Fig. 1. Afbeelding uit grot van Lascaux, "Chamber of Felines"


Fig. 2. Sculpturen (Bison) uit grot van Tuc d'Adoubert

Naast dieren zijn er ook al andere onderwerpen die te zien zijn in de grotten: menselijke figuren, onherkenbare figuren die mogelijk monsters voorstellen, abstracte symbolen, en positieve en negatieve afdrukken van handen. Daarnaast zijn er uit deze vroegste steentijd ook nog wat beelden en reliëfs bekend. In sommige gevallen is er dan waarschijnlijk sprake van versieringen op gebruiksvoorwerpen, in andere gevallen hebben we waarschijnlijk te maken met op zichzelf staande cultusfiguren, zoals bijvoorbeeld de "oermoeder"-figuren: vrouwenfiguren met een overdreven zwaar onderlijf, en overdreven zware borsten, die waarschijnlijk een moedergodin voorstellen. Bij dit alles moet natuurlijk opgemerkt worden, dat de meeste verklaringen gebaseerd zijn op inschattingen, gedaan vanuit de informatie die de voorwerpen zelf geven, en vanuit parallelen die men getrokken heeft met de gebruiken en voorwerpen bij "moderne" primitieve volken, zoals die in Afrika bijvoorbeeld nog te vinden waren aan het begin van de vorige eeuw.


Fig. 3. Negatieve handafdruk in de grot van Chauvet


Fig. 4. Rotsgravering van mensfiguren in de Grotta di Addaura

Ook de bedoeling van de grotschilderingen is omstreden: deze bevinden zich vaak diep in moeilijk toegankelijke grotten. Het lijkt daarom niet aannemelijk, dat deze gebruikt of gemaakt werden bij publiekelijke ceremoniële bijeenkomsten. Ook werden schilderingen over of door elkaar heen gemaakt, dus waarschijnlijk is het de makers er niet om te doen geweest de afbeeldingen zo goed mogelijk te bewaren. Twee theorieën zijn geopperd voor dit verschijnsel: mogelijk was met name het ritueel van het maken belangrijk, en niet het eindresultaat. Bijvoorbeeld om de geesten van de dieren waarop gejaagd werd gunstig te stemmen. Een andere gedachte was het feit dat er weinig ruimte beschikbaar was in de grotten, en dat de wand daarom meermalen gebruikt werd.

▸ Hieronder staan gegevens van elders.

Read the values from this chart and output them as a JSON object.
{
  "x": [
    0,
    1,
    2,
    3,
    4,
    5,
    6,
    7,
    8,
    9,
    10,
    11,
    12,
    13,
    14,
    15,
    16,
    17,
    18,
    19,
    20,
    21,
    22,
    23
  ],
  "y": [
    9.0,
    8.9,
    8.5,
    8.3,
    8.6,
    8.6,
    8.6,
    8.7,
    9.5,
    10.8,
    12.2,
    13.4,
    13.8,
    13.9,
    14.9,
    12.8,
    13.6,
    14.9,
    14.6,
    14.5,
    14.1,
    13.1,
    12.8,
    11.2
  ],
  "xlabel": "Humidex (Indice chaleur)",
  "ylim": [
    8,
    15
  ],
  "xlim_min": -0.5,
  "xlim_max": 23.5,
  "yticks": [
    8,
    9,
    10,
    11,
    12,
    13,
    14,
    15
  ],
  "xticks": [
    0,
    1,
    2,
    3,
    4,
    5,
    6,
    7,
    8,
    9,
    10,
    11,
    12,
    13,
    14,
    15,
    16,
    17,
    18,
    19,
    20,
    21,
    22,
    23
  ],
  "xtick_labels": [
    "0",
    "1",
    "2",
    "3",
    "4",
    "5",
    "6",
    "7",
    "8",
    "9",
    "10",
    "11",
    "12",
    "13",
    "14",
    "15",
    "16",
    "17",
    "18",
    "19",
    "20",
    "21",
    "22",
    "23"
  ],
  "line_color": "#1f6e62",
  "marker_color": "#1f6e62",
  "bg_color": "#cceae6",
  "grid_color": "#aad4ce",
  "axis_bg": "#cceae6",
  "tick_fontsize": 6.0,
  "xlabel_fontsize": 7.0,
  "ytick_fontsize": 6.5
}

Onderzoekers van cultuuruitingen uit het Stenen Tijdperk hebben herhaaldelijk bewijzen trachten te vinden van niet alleen opzettelijke groeperingen in de schilderingen, maar zelfs ook van een verhalende samenhang. Verschillende groeperingen van schilderingen, zoals bijvoorbeeld in de grotten van Lascaux, lijken een verhaal te vertellen door de manier waarop de figuren bijeengezet zijn. Op de muur, in een lager, meer achteraf gelegen gedeelte van de grot, is een man te zien die op zijn rug ligt, tussen een bizon en een neushoorn in. Naast hem, ook tussen de dieren in, is ook een vogel op een stok afgebeeld. Uit de buik van de bizon lijken ingewanden naar buiten te komen. Abbé Breuil heeft de groep geïnterpreteerd als een complete scène, waarin een dode man wordt getoond die ligt temidden van een door hem gedoode of verwonde bizon en een neushoorn die hem gedood heeft. Op grond van overeenkomsten die te vinden zijn bij primitieve stammen in de 20e eeuw heeft Breuil de stok met de vogel erop opgevat als een begrafenisattribuut. Hoe moeilijk het wel niet is om dit soort afbeeldingen te interpreteren blijkt wel uit het feit dat andere onderzoekers menen dat de neushoorn geen rol speelt in de scène, die dan alleen uit de man en de bizon zou bestaan, terwijl weer anderen van mening zijn dat juist de bizon er niet bij hoort, en dat het dus juist om de man en de neushoorn draait. Het is zelfs niet duidelijk of het hier gaat om het werk van één persoon op één bepaald tijdstip, of dat dit door meerdere personen of op verschillende momenten in de tijd gemaakt is.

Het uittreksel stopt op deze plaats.